Anyway, I’ll rewind a bit and start from the beginning of our adventure…
On a beautiful sunny (yet chilly!) winter day, we headed to the North coast to start our walk at Treyarnon Bay. It’s a few coves up from Bedruthan Steps and Porthcothan, and I’d never been here before either! We parked up and released the dogs, rambling towards the coast path to the East of the beach.
It’s a really pretty little bay, and looks great for surfing! It’s also known for having a nice and deep natural tidal pool at low tide, but we weren’t able to spot it due to the tide and waves as we walked past sadly.
Between this bay and Constantine bay is a really nice, flat grassy walk along the cliffs with plenty of benches to stop at for a picnic (we did this on our walk back). I say the cliffs, but actually you’re not that far above sea level, and the ‘cliffs’ are really just rocks that you can climb down to to reach the ocean. It’s hard to explain, but basically this makes it a really safe walk for dogs (off lead) because there are no steep cliff drops at the edge!
Treyarnon Bay, as with Constantine Bay, is dog friendly all year round, making this the perfect area for a pet friendly stay with your pooch! Maizy and Pepper loved it, especially as we got to the sandy beach stretch of Constantine Bay, with rockpools on one side, and plenty of dunes to run around on the other.
We walked all the way along the beach, and up some steps at the other side, which then brings you to the next cove, known as Booby’s Bay. Before you laugh, a ‘booby’ is actually a type of seabird (similar to a gannet), which the beach is named after 😉.
Both beaches has a few surfers in the water; I don’t blame them as the sun was beautiful and the waves were crisp and clean. Much too cold for us though!
We walked across this bay too, across to the start of the coast path up to Trevose head. Again, this stretch is pretty ideal for dogs as there’s no steep drops until you get much closer to the headland.
Walking up to Trevose head, we put the dogs back on the leads as the cliffs get pretty dangerous around here. It’s a long old walk so you could definitely turn around before this bit and head back if you didn’t want to take the dogs or young kids up there, but just be mindful that if you do go up there, there’s a huge hole in the cliffs with a drop all the way down to the sea that you don’t notice until you’re quite close, and there’s no fencing around it!
Again, it’s hard to explain but does look very epic!
We carried on up the headland to check out Trevose lighthouse, before circling around and walking back down towards the bay.

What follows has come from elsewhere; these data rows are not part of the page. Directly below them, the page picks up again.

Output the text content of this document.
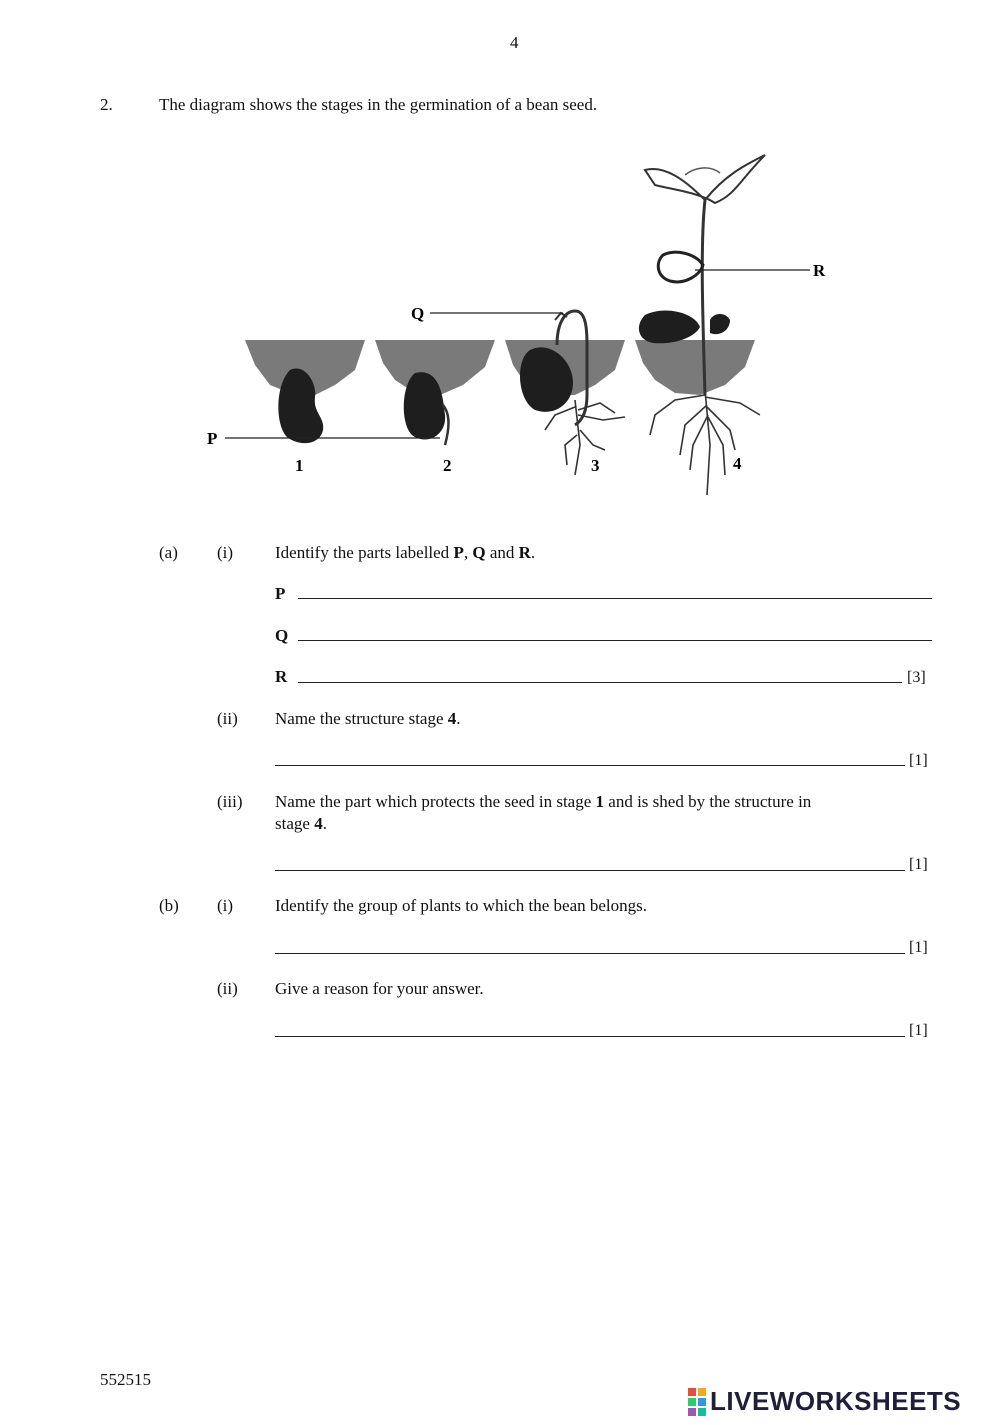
4
2.	The diagram shows the stages in the germination of a bean seed.
P
Q
R
1	2	3	4
(a) (i) Identify the parts labelled P, Q and R.
P
Q
R	[3]
(ii) Name the structure stage 4.
[1]
(iii) Name the part which protects the seed in stage 1 and is shed by the structure in
stage 4.
[1]
(b) (i) Identify the group of plants to which the bean belongs.
[1]
(ii) Give a reason for your answer.
[1]
552515
LIVEWORKSHEETS
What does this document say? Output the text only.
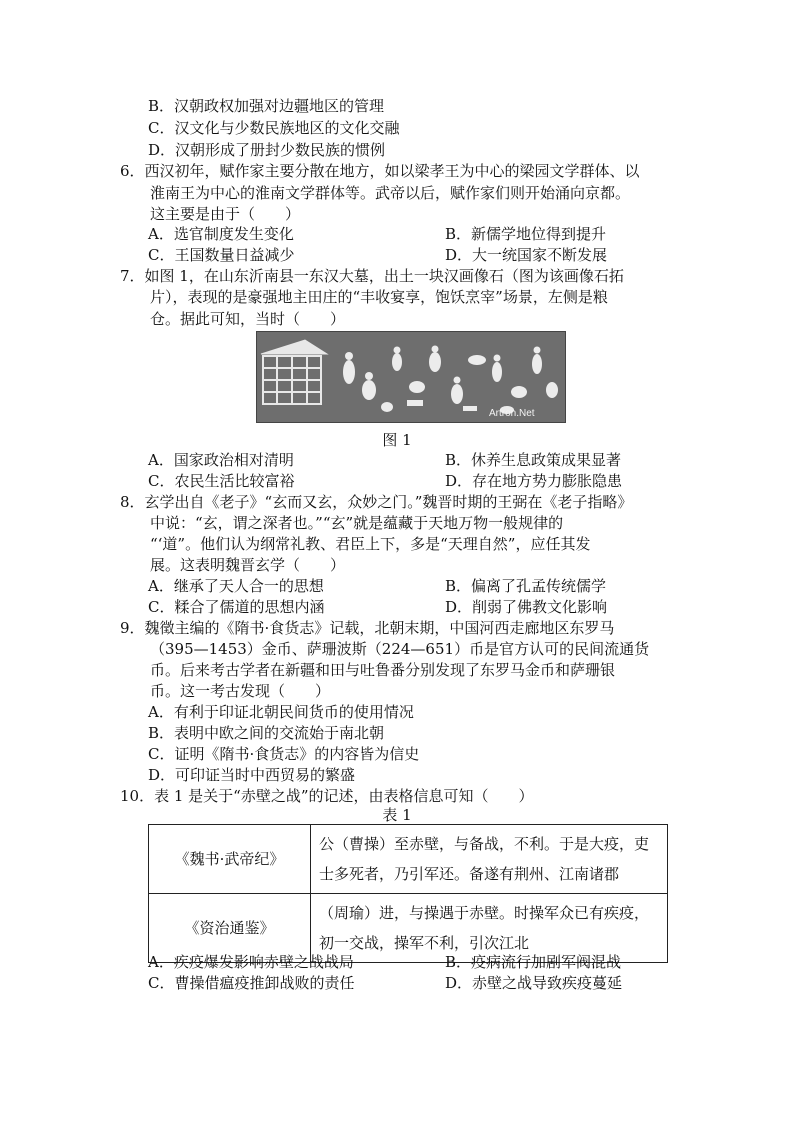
B．汉朝政权加强对边疆地区的管理
C．汉文化与少数民族地区的文化交融
D．汉朝形成了册封少数民族的惯例
6．西汉初年，赋作家主要分散在地方，如以梁孝王为中心的梁园文学群体、以
淮南王为中心的淮南文学群体等。武帝以后，赋作家们则开始涌向京都。
这主要是由于（　　）
A．选官制度发生变化	B．新儒学地位得到提升
C．王国数量日益减少	D．大一统国家不断发展
7．如图 1，在山东沂南县一东汉大墓，出土一块汉画像石（图为该画像石拓
片），表现的是豪强地主田庄的“丰收宴享，饱饫烹宰”场景，左侧是粮
仓。据此可知，当时（　　）
Artron.Net
图 1
A．国家政治相对清明	B．休养生息政策成果显著
C．农民生活比较富裕	D．存在地方势力膨胀隐患
8．玄学出自《老子》“玄而又玄，众妙之门。”魏晋时期的王弼在《老子指略》
中说：“玄，谓之深者也。”“玄”就是蕴藏于天地万物一般规律的
“‘道”。他们认为纲常礼教、君臣上下，多是“天理自然”，应任其发
展。这表明魏晋玄学（　　）
A．继承了天人合一的思想	B．偏离了孔孟传统儒学
C．糅合了儒道的思想内涵	D．削弱了佛教文化影响
9．魏徵主编的《隋书·食货志》记载，北朝末期，中国河西走廊地区东罗马
（395—1453）金币、萨珊波斯（224—651）币是官方认可的民间流通货
币。后来考古学者在新疆和田与吐鲁番分别发现了东罗马金币和萨珊银
币。这一考古发现（　　）
A．有利于印证北朝民间货币的使用情况
B．表明中欧之间的交流始于南北朝
C．证明《隋书·食货志》的内容皆为信史
D．可印证当时中西贸易的繁盛
10．表 1 是关于“赤壁之战”的记述，由表格信息可知（　　）
表 1
《魏书·武帝纪》	公（曹操）至赤壁，与备战，不利。于是大疫，吏
士多死者，乃引军还。备遂有荆州、江南诸郡

《资治通鉴》	（周瑜）进，与操遇于赤壁。时操军众已有疾疫，
初一交战，操军不利，引次江北
A．疾疫爆发影响赤壁之战战局	B．疫病流行加剧军阀混战
C．曹操借瘟疫推卸战败的责任	D．赤壁之战导致疾疫蔓延
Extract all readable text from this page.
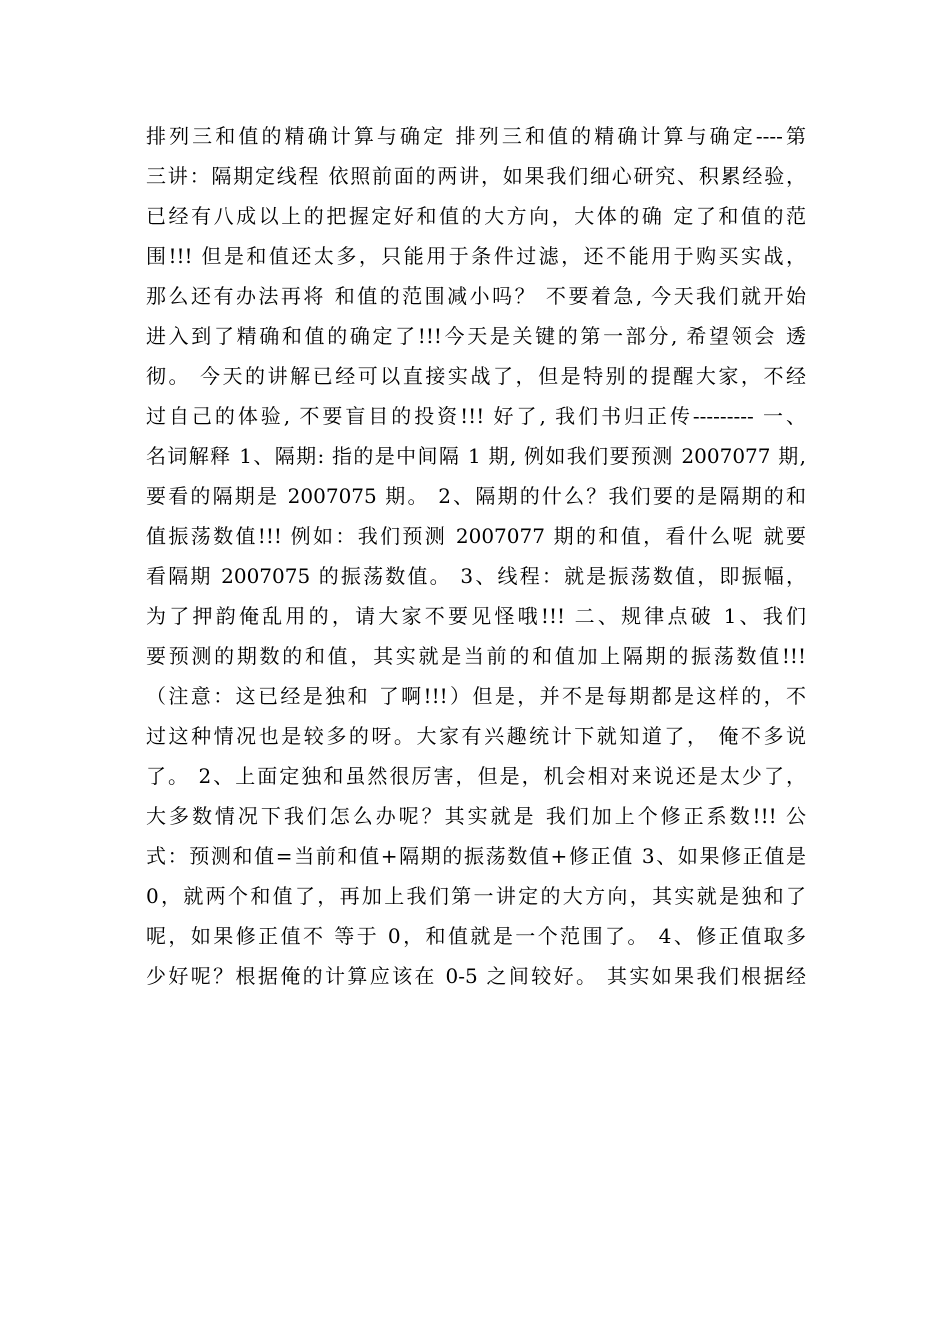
排列三和值的精确计算与确定 排列三和值的精确计算与确定----第
三讲：隔期定线程 依照前面的两讲，如果我们细心研究、积累经验，
已经有八成以上的把握定好和值的大方向，大体的确 定了和值的范
围!!! 但是和值还太多，只能用于条件过滤，还不能用于购买实战，
那么还有办法再将 和值的范围减小吗？ 不要着急, 今天我们就开始
进入到了精确和值的确定了!!!今天是关键的第一部分, 希望领会 透
彻。 今天的讲解已经可以直接实战了，但是特别的提醒大家，不经
过自己的体验, 不要盲目的投资!!! 好了, 我们书归正传--------- 一、
名词解释 1、隔期: 指的是中间隔 1 期, 例如我们要预测 2007077 期,
要看的隔期是 2007075 期。 2、隔期的什么？我们要的是隔期的和
值振荡数值!!! 例如：我们预测 2007077 期的和值，看什么呢 就要
看隔期 2007075 的振荡数值。 3、线程：就是振荡数值，即振幅，
为了押韵俺乱用的，请大家不要见怪哦!!! 二、规律点破 1、我们
要预测的期数的和值，其实就是当前的和值加上隔期的振荡数值!!!
（注意：这已经是独和 了啊!!!）但是，并不是每期都是这样的，不
过这种情况也是较多的呀。大家有兴趣统计下就知道了， 俺不多说
了。 2、上面定独和虽然很厉害，但是，机会相对来说还是太少了，
大多数情况下我们怎么办呢？其实就是 我们加上个修正系数!!! 公
式：预测和值=当前和值+隔期的振荡数值+修正值 3、如果修正值是
0，就两个和值了，再加上我们第一讲定的大方向，其实就是独和了
呢，如果修正值不 等于 0，和值就是一个范围了。 4、修正值取多
少好呢？根据俺的计算应该在 0-5 之间较好。 其实如果我们根据经
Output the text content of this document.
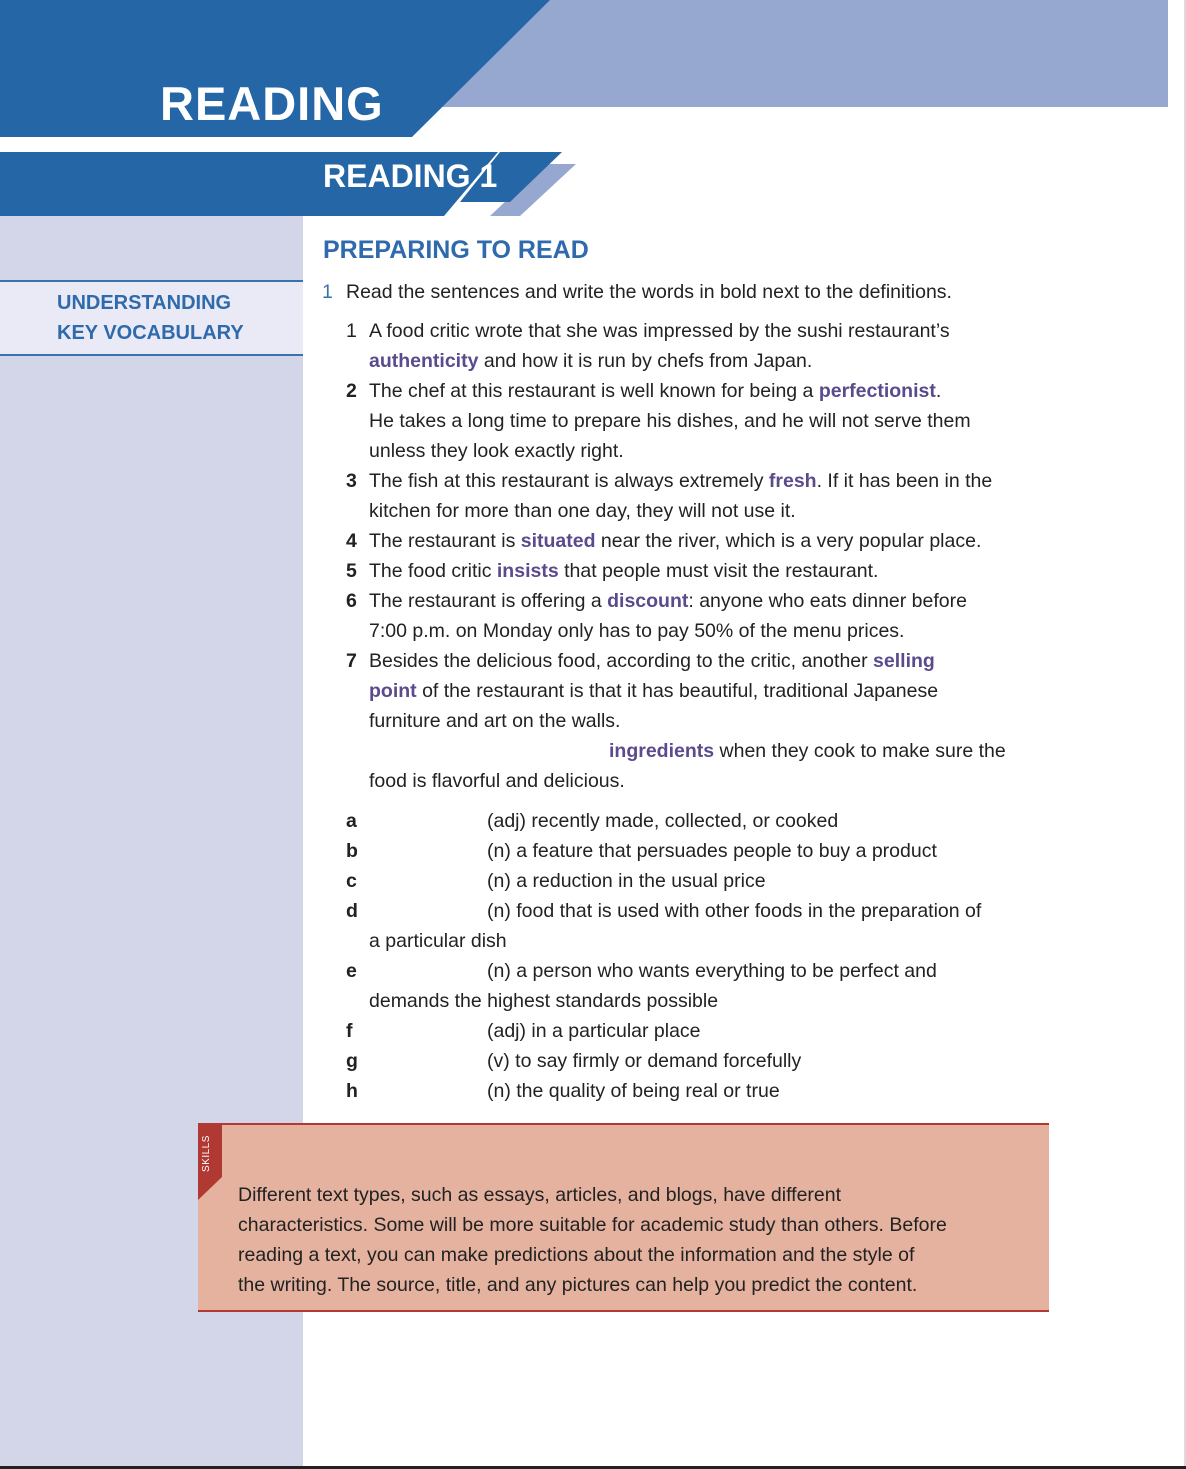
READING
READING 1
UNDERSTANDING
KEY VOCABULARY
PREPARING TO READ
1 Read the sentences and write the words in bold next to the definitions.
1 A food critic wrote that she was impressed by the sushi restaurant’s
authenticity and how it is run by chefs from Japan.
2 The chef at this restaurant is well known for being a perfectionist.
He takes a long time to prepare his dishes, and he will not serve them
unless they look exactly right.
3 The fish at this restaurant is always extremely fresh. If it has been in the
kitchen for more than one day, they will not use it.
4 The restaurant is situated near the river, which is a very popular place.
5 The food critic insists that people must visit the restaurant.
6 The restaurant is offering a discount: anyone who eats dinner before
7:00 p.m. on Monday only has to pay 50% of the menu prices.
7 Besides the delicious food, according to the critic, another selling
point of the restaurant is that it has beautiful, traditional Japanese
furniture and art on the walls.
ingredients when they cook to make sure the
food is flavorful and delicious.
a	(adj) recently made, collected, or cooked
b	(n) a feature that persuades people to buy a product
c	(n) a reduction in the usual price
d	(n) food that is used with other foods in the preparation of
a particular dish
e	(n) a person who wants everything to be perfect and
demands the highest standards possible
f	(adj) in a particular place
g	(v) to say firmly or demand forcefully
h	(n) the quality of being real or true
SKILLS
Different text types, such as essays, articles, and blogs, have different
characteristics. Some will be more suitable for academic study than others. Before
reading a text, you can make predictions about the information and the style of
the writing. The source, title, and any pictures can help you predict the content.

Some of the views from this headland are absolutely breathtaking; the way the cliffs have formed here is so cool and unique. I’d definitely recommend a hike up here, but again just be mindful of kids and dogs being loose!
The walk back was equally as beautiful, and overall I’d say it took around 3 hours from Treyarnon Bay car park to Trevose lighthouse and back, and again it was a great one to do with dogs (though I would recommend leads at the very end).
Will you be adding this to your Cornwall coast path wishlist?